# Monotone

• Dec 29th 2011, 01:27 AM
Schdero
Monotone
Is the function z=max(x,2y) monotone? I suppose it is monotone but not strictly montone, isn't it? Sry for posting this rather trivial question, but in our book the max function is described as not monotone, which seems rather weird to me.

Thanks
• Dec 29th 2011, 01:33 AM
FernandoRevilla
Re: Monotone
Quote:

Originally Posted by Schdero
Is the function z=max(x,2y) monotone?

What definition of monotone (or monotic) are you using for a function $f:\mathbb{R}^2\to \mathbb{R}$ ?
• Dec 29th 2011, 02:46 AM
Schdero
Re: Monotone
Quote:

Originally Posted by FernandoRevilla
What definition of monotone (or monotic) are you using for a function $f:\mathbb{R}^2\to \mathbb{R}$ ?

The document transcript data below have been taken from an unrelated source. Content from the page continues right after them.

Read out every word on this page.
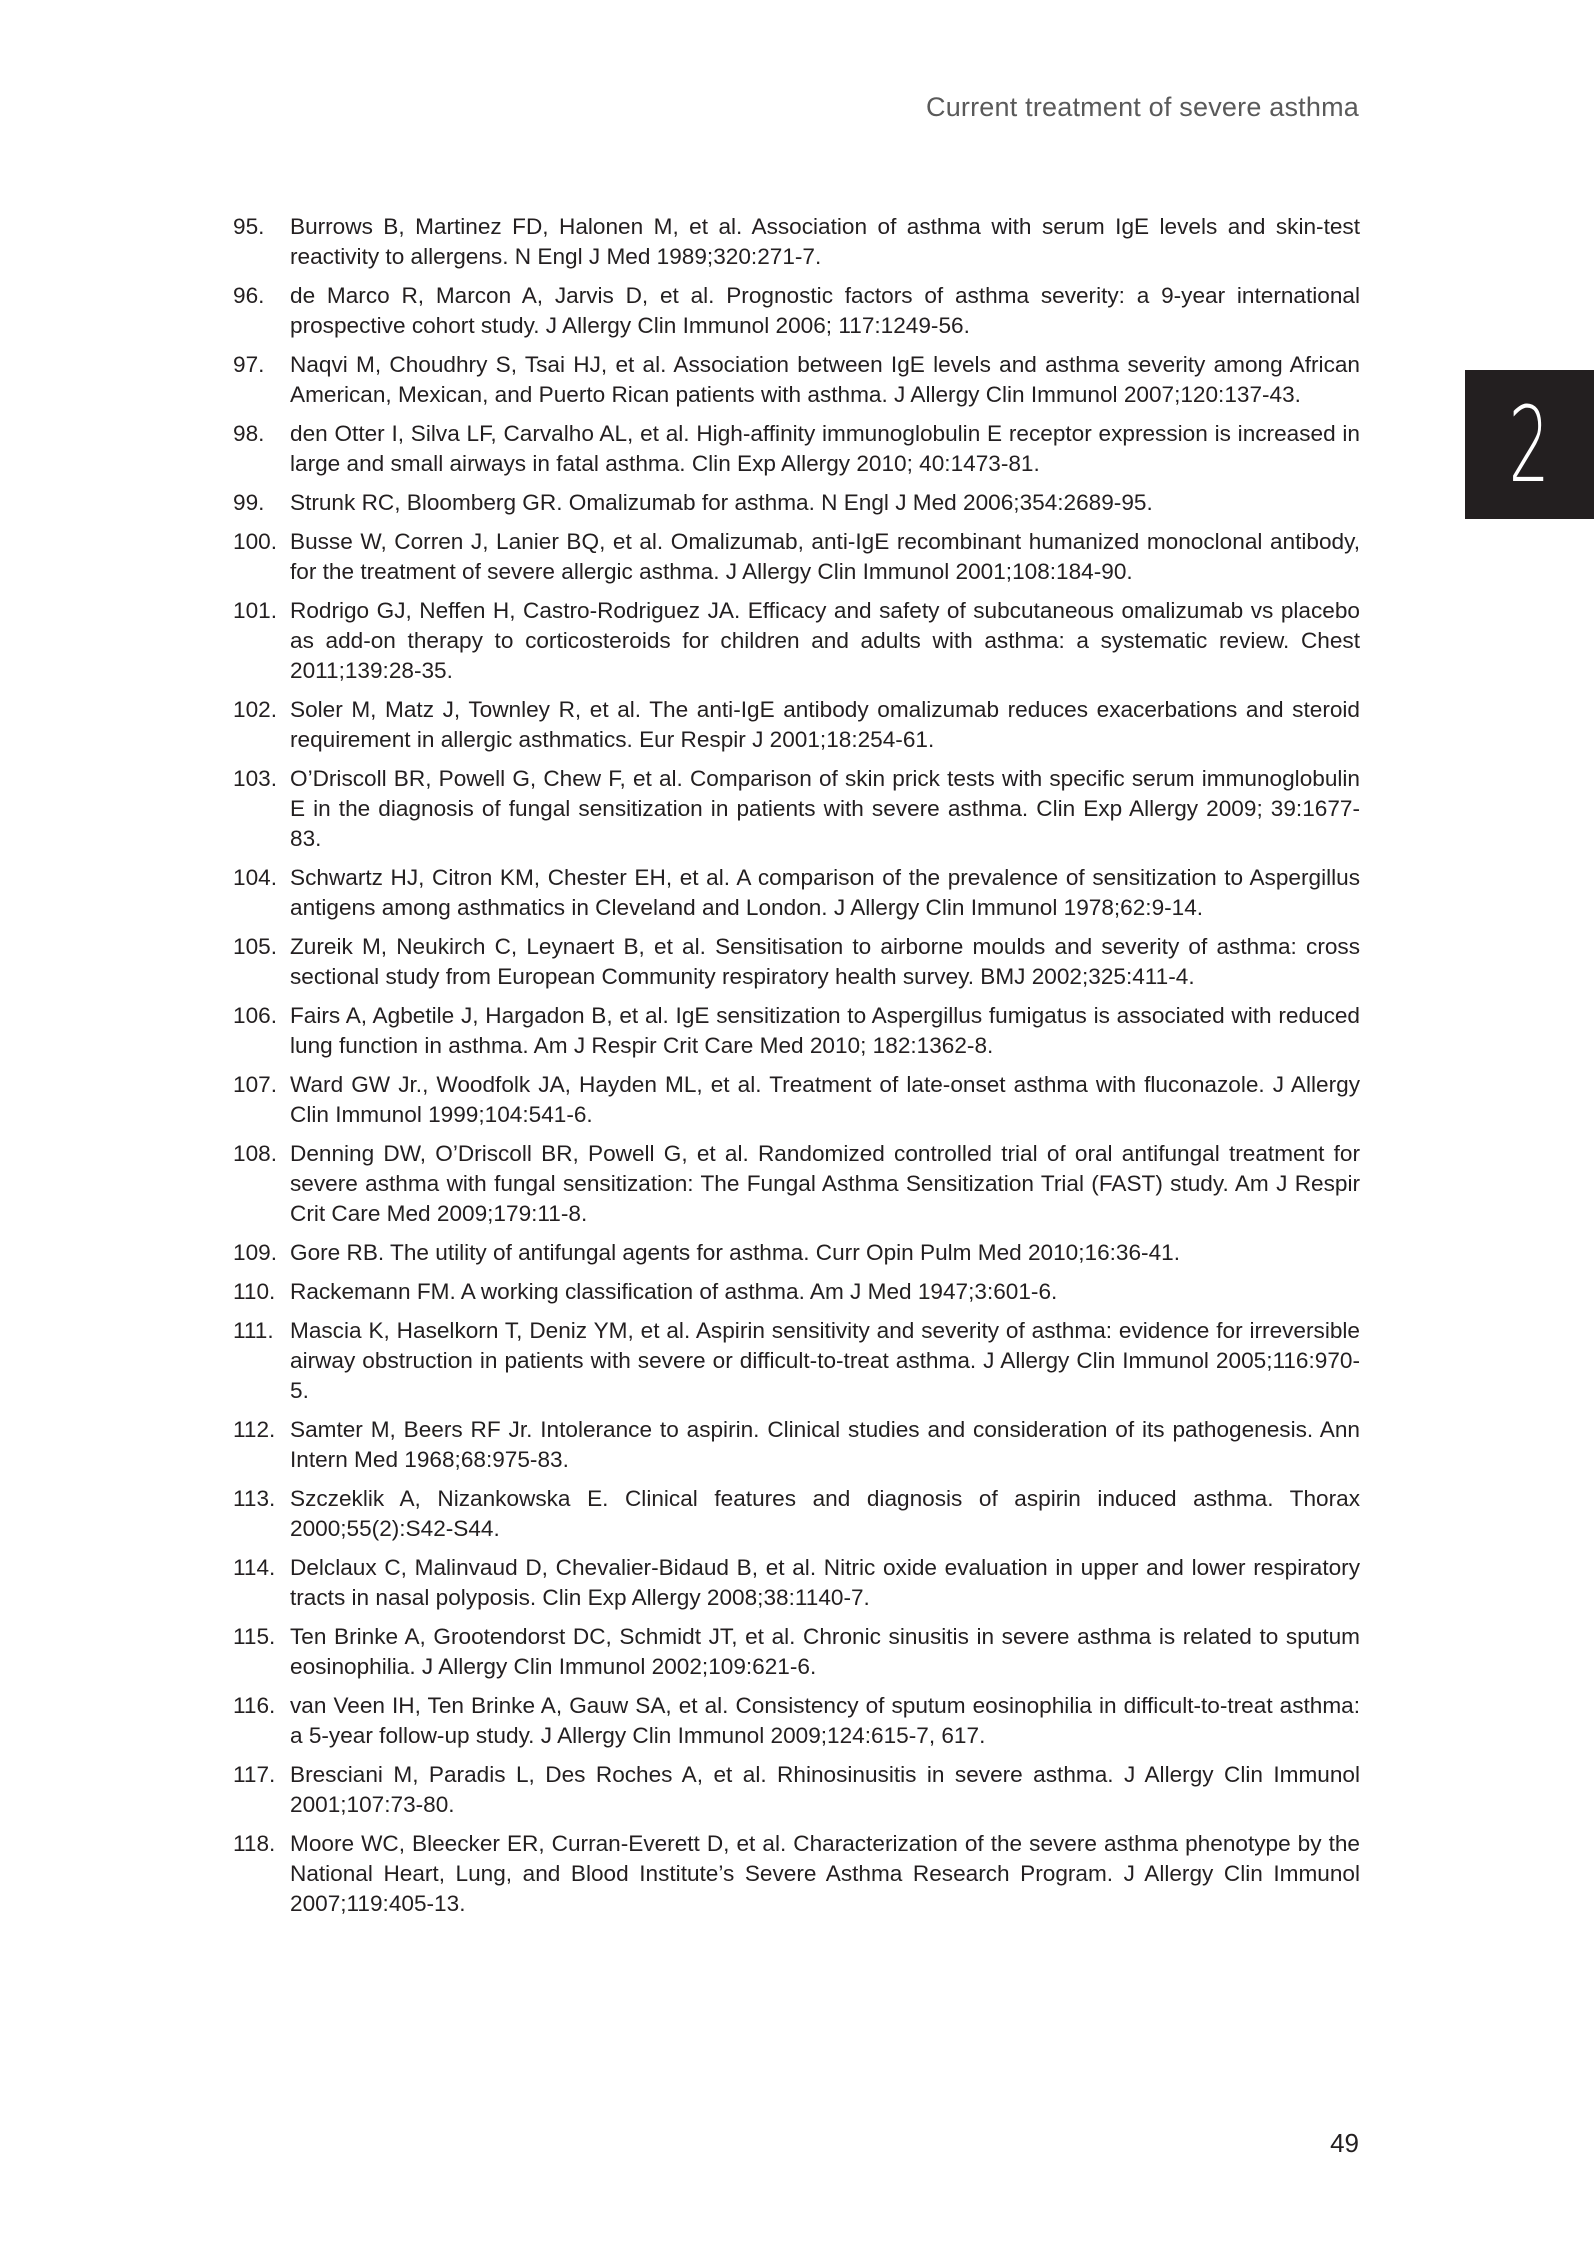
Current treatment of severe asthma
2
95.	Burrows B, Martinez FD, Halonen M, et al. Association of asthma with serum IgE levels and skin-test reactivity to allergens. N Engl J Med 1989;320:271-7.
96.	de Marco R, Marcon A, Jarvis D, et al. Prognostic factors of asthma severity: a 9-year international prospective cohort study. J Allergy Clin Immunol 2006; 117:1249-56.
97.	Naqvi M, Choudhry S, Tsai HJ, et al. Association between IgE levels and asthma severity among African American, Mexican, and Puerto Rican patients with asthma. J Allergy Clin Immunol 2007;120:137-43.
98.	den Otter I, Silva LF, Carvalho AL, et al. High-affinity immunoglobulin E receptor expression is increased in large and small airways in fatal asthma. Clin Exp Allergy 2010; 40:1473-81.
99.	Strunk RC, Bloomberg GR. Omalizumab for asthma. N Engl J Med 2006;354:2689-95.
100. Busse W, Corren J, Lanier BQ, et al. Omalizumab, anti-IgE recombinant humanized monoclonal antibody, for the treatment of severe allergic asthma. J Allergy Clin Immunol 2001;108:184-90.
101. Rodrigo GJ, Neffen H, Castro-Rodriguez JA. Efficacy and safety of subcutaneous omalizumab vs placebo as add-on therapy to corticosteroids for children and adults with asthma: a systematic review. Chest 2011;139:28-35.
102. Soler M, Matz J, Townley R, et al. The anti-IgE antibody omalizumab reduces exacerbations and steroid requirement in allergic asthmatics. Eur Respir J 2001;18:254-61.
103. O’Driscoll BR, Powell G, Chew F, et al. Comparison of skin prick tests with specific serum immunoglobulin E in the diagnosis of fungal sensitization in patients with severe asthma. Clin Exp Allergy 2009; 39:1677-83.
104. Schwartz HJ, Citron KM, Chester EH, et al. A comparison of the prevalence of sensitization to Aspergillus antigens among asthmatics in Cleveland and London. J Allergy Clin Immunol 1978;62:9-14.
105. Zureik M, Neukirch C, Leynaert B, et al. Sensitisation to airborne moulds and severity of asthma: cross sectional study from European Community respiratory health survey. BMJ 2002;325:411-4.
106. Fairs A, Agbetile J, Hargadon B, et al. IgE sensitization to Aspergillus fumigatus is associated with reduced lung function in asthma. Am J Respir Crit Care Med 2010; 182:1362-8.
107. Ward GW Jr., Woodfolk JA, Hayden ML, et al. Treatment of late-onset asthma with fluconazole. J Allergy Clin Immunol 1999;104:541-6.
108. Denning DW, O’Driscoll BR, Powell G, et al. Randomized controlled trial of oral antifungal treatment for severe asthma with fungal sensitization: The Fungal Asthma Sensitization Trial (FAST) study. Am J Respir Crit Care Med 2009;179:11-8.
109. Gore RB. The utility of antifungal agents for asthma. Curr Opin Pulm Med 2010;16:36-41.
110. Rackemann FM. A working classification of asthma. Am J Med 1947;3:601-6.
111. Mascia K, Haselkorn T, Deniz YM, et al. Aspirin sensitivity and severity of asthma: evidence for irreversible airway obstruction in patients with severe or difficult-to-treat asthma. J Allergy Clin Immunol 2005;116:970-5.
112. Samter M, Beers RF Jr. Intolerance to aspirin. Clinical studies and consideration of its pathogenesis. Ann Intern Med 1968;68:975-83.
113. Szczeklik A, Nizankowska E. Clinical features and diagnosis of aspirin induced asthma. Thorax 2000;55(2):S42-S44.
114. Delclaux C, Malinvaud D, Chevalier-Bidaud B, et al. Nitric oxide evaluation in upper and lower respiratory tracts in nasal polyposis. Clin Exp Allergy 2008;38:1140-7.
115. Ten Brinke A, Grootendorst DC, Schmidt JT, et al. Chronic sinusitis in severe asthma is related to sputum eosinophilia. J Allergy Clin Immunol 2002;109:621-6.
116. van Veen IH, Ten Brinke A, Gauw SA, et al. Consistency of sputum eosinophilia in difficult-to-treat asthma: a 5-year follow-up study. J Allergy Clin Immunol 2009;124:615-7, 617.
117. Bresciani M, Paradis L, Des Roches A, et al. Rhinosinusitis in severe asthma. J Allergy Clin Immunol 2001;107:73-80.
118. Moore WC, Bleecker ER, Curran-Everett D, et al. Characterization of the severe asthma phenotype by the National Heart, Lung, and Blood Institute’s Severe Asthma Research Program. J Allergy Clin Immunol 2007;119:405-13.
49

Are there various definitions? I thought if f(x)''>0 f(x) is strictly monotone, if f(x)''>=0 it is monotone (in both cases monotonely increasing to be exact). What alternative definition is widely accepted? My example is in a book on econometrics. The question is, whether or not the indifference curves of the utility u=max(x,2y) represent monotone preferences.
• Dec 29th 2011, 03:20 AM
FernandoRevilla
Re: Monotone
Quote:

Originally Posted by Schdero
Are there various definitions?

Look here:

Monotonic function - Wikipedia, the free encyclopedia

Quote:

My example is in a book on econometrics. The question is, whether or not the indifference curves of the utility u=max(x,2y) represent monotone preferences
I'm sorry, in that case I'm afraid I can't help you. Perhaps another member, let's wait.
• Dec 29th 2011, 05:30 AM
HallsofIvy
Re: Monotone
Quote:

Originally Posted by Schdero
Are there various definitions? I thought if f(x)''>0 f(x) is strictly monotone, if f(x)''>=0 it is monotone (in both cases monotonely increasing to be exact). What alternative definition is widely accepted? My example is in a book on econometrics. The question is, whether or not the indifference curves of the utility u=max(x,2y) represent monotone preferences.

What you give, f''> 0, is not a definition but as property. A function is strictly monotone increasing if and only if whenever x< y, f(x)< f(y). But that requires an order on the argument of the function. And there is no standard order in two dimensions.